What does it mean to freeze my credit?
Freezing your credit makes it inaccessible to everyone, including you or anyone who pretends to be you. When your credit is frozen, lenders and furnishers are unable to view your credit history, and therefore unable to extend you a credit line or any other product that requires good credit. You can unfreeze your credit whenever you want by contacting the three major credit reporting bureaus and providing your PIN, but it may take a few weeks to “thaw.”
The costs of freezing and thawing your credit will depend on your state laws. Most states charge you a fee to freeze your credit or temporarily lift a credit freeze, but allow you to remove a freeze for free.
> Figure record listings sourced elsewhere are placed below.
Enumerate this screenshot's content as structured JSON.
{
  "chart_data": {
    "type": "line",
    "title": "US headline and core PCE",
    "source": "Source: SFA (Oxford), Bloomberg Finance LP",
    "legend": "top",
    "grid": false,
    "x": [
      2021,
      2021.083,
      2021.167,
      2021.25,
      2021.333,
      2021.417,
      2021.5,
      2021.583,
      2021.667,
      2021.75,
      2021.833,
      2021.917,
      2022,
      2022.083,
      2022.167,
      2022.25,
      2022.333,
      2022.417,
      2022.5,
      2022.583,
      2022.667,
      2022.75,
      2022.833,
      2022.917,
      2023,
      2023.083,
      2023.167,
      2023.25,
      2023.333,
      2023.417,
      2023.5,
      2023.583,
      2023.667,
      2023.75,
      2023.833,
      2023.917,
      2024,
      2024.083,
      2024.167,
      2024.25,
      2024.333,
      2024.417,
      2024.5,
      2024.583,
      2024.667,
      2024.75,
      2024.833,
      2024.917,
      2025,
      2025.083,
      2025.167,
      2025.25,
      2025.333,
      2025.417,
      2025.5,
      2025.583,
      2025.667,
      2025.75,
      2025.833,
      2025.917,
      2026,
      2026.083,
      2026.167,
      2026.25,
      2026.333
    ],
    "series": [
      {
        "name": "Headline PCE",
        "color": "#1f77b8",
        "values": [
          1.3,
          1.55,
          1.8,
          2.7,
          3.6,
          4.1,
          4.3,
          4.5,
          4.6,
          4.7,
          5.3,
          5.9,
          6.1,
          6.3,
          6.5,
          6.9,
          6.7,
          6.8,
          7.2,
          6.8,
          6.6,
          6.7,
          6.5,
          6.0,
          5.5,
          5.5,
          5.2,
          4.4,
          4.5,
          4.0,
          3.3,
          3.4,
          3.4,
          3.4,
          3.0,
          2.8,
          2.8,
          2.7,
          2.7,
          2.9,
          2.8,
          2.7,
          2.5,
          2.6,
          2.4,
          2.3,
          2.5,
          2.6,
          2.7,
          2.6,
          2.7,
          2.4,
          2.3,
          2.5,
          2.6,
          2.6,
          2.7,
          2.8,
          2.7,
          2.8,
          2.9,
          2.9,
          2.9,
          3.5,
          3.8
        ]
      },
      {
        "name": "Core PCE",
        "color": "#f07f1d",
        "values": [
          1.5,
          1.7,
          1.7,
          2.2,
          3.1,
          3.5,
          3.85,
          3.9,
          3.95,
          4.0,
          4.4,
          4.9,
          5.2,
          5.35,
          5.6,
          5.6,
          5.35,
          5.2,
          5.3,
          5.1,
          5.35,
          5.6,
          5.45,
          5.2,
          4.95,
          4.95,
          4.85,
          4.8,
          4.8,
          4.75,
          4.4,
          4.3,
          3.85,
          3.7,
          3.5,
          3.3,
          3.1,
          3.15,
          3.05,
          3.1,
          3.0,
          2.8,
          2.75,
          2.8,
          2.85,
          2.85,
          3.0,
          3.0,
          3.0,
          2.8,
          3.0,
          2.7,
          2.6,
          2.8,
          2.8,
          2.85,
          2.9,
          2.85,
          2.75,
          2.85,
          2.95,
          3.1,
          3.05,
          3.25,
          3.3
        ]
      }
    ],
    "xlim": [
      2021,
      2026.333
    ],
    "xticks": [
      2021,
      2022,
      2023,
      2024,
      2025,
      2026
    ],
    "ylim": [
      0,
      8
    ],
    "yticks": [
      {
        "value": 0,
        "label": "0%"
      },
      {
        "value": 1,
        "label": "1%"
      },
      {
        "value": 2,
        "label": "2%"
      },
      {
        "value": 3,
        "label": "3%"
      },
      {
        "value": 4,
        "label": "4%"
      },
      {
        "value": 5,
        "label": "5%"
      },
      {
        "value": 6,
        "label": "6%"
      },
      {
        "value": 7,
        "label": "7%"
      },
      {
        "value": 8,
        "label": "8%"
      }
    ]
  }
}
It’s free to freeze your credit if you can prove you’re a victim of identity theft. Check out the freeze fees for your state at Experian, Equifax and TransUnion.
Why should I freeze my credit?
If you’re dealing with identity theft, it may be wise to freeze your credit. No one will be able to open credit accounts in your name, which can save you the hassle and cost that comes along with having your identity stolen. Identity-theft victims won’t have to pay freezing fees, and putting a freeze on your credit won’t hurt your credit score.
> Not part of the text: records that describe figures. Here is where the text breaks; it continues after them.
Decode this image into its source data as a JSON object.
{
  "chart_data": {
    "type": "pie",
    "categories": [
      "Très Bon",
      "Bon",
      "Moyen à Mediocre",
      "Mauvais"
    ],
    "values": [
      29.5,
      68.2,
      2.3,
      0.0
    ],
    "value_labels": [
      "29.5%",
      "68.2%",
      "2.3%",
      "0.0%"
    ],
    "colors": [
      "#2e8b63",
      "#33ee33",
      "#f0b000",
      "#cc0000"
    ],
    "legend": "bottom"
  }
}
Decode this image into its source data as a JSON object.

You can consider freezing your credit if you won’t need to access it for a long time. If you have a mortgage in place and aren’t planning on moving for the foreseeable future, don’t need a car loan or new credit card, and don’t have an adult child who needs a cosigner, a credit freeze can be a good option for you.
Why shouldn’t I freeze my credit?
The problem with freezing your credit is your inability to access it. You can always lift freezes on a temporary basis, but you’ll have to pay fees to each of the three credit bureaus — assuming you aren’t an identity theft victim — and it may take some time for the freeze to lift.
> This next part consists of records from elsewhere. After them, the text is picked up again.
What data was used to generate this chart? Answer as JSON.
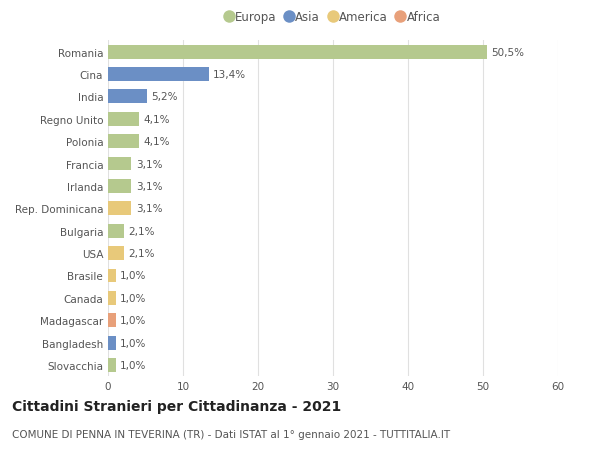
{
  "categories": [
    "Romania",
    "Cina",
    "India",
    "Regno Unito",
    "Polonia",
    "Francia",
    "Irlanda",
    "Rep. Dominicana",
    "Bulgaria",
    "USA",
    "Brasile",
    "Canada",
    "Madagascar",
    "Bangladesh",
    "Slovacchia"
  ],
  "values": [
    50.5,
    13.4,
    5.2,
    4.1,
    4.1,
    3.1,
    3.1,
    3.1,
    2.1,
    2.1,
    1.0,
    1.0,
    1.0,
    1.0,
    1.0
  ],
  "labels": [
    "50,5%",
    "13,4%",
    "5,2%",
    "4,1%",
    "4,1%",
    "3,1%",
    "3,1%",
    "3,1%",
    "2,1%",
    "2,1%",
    "1,0%",
    "1,0%",
    "1,0%",
    "1,0%",
    "1,0%"
  ],
  "colors": [
    "#b5c98e",
    "#6b8fc5",
    "#6b8fc5",
    "#b5c98e",
    "#b5c98e",
    "#b5c98e",
    "#b5c98e",
    "#e8c97a",
    "#b5c98e",
    "#e8c97a",
    "#e8c97a",
    "#e8c97a",
    "#e8a07a",
    "#6b8fc5",
    "#b5c98e"
  ],
  "legend_labels": [
    "Europa",
    "Asia",
    "America",
    "Africa"
  ],
  "legend_colors": [
    "#b5c98e",
    "#6b8fc5",
    "#e8c97a",
    "#e8a07a"
  ],
  "xlim": [
    0,
    60
  ],
  "xticks": [
    0,
    10,
    20,
    30,
    40,
    50,
    60
  ],
  "title": "Cittadini Stranieri per Cittadinanza - 2021",
  "subtitle": "COMUNE DI PENNA IN TEVERINA (TR) - Dati ISTAT al 1° gennaio 2021 - TUTTITALIA.IT",
  "bg_color": "#ffffff",
  "plot_bg_color": "#ffffff",
  "grid_color": "#e0e0e0",
  "title_fontsize": 10,
  "subtitle_fontsize": 7.5,
  "bar_height": 0.62,
  "label_fontsize": 7.5,
  "tick_fontsize": 7.5,
  "legend_fontsize": 8.5
}
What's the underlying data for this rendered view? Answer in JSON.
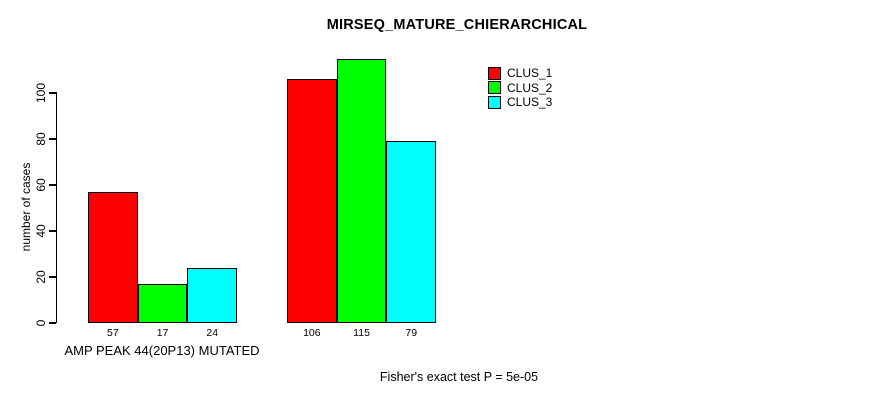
{
  "chart_data": {
    "type": "bar",
    "title": "MIRSEQ_MATURE_CHIERARCHICAL",
    "ylabel": "number of cases",
    "xlabel": "",
    "categories": [
      "AMP PEAK 44(20P13) MUTATED",
      ""
    ],
    "group_label": "AMP PEAK 44(20P13) MUTATED",
    "series": [
      {
        "name": "CLUS_1",
        "color": "#ff0000",
        "values": [
          57,
          106
        ]
      },
      {
        "name": "CLUS_2",
        "color": "#00ff00",
        "values": [
          17,
          115
        ]
      },
      {
        "name": "CLUS_3",
        "color": "#00ffff",
        "values": [
          24,
          79
        ]
      }
    ],
    "bar_value_labels": [
      [
        57,
        17,
        24
      ],
      [
        106,
        115,
        79
      ]
    ],
    "yticks": [
      0,
      20,
      40,
      60,
      80,
      100
    ],
    "ylim": [
      0,
      115
    ],
    "grid": false,
    "legend_position": "top-right",
    "annotation": "Fisher's exact test P = 5e-05"
  },
  "colors": {
    "background": "#ffffff",
    "bar_border": "#000000",
    "axis": "#000000",
    "text": "#000000"
  }
}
Also, you may still be susceptible to credit fraud. A credit freeze won’t affect your current accounts. So if a thief steals the information on an existing account, your credit may be used without your permission.
You shouldn’t freeze your credit if you need to access it in the near future, especially if you might need to access it more than once. The hassle of freezing, lifting, freezing, lifting, and freezing again is too much unless you have serious identity theft issues. And remember, creditors aren’t the only ones who may need access to your credit. If you’re getting insurance or a new cell phone contract, your credit will need to be accessible. Again, you’ll have to lift your credit freeze.
If your wallet or credit card was stolen, and you’re afraid of identity theft, you may want to place a fraud alert before resorting to a credit freeze. A fraud alert on your credit reports tells potential creditors to verify your identity before issuing credit in your name. Check out this article on how to place a fraud alert on your reports.
The takeaway: Placing a credit freeze may be a good idea if you’re worried about or dealing with identity theft and don’t plan on needing credit access in the near future. However, if you will need access to your credit, a fraud alert is a better option to minimize your risk of becoming a victim of credit fraud.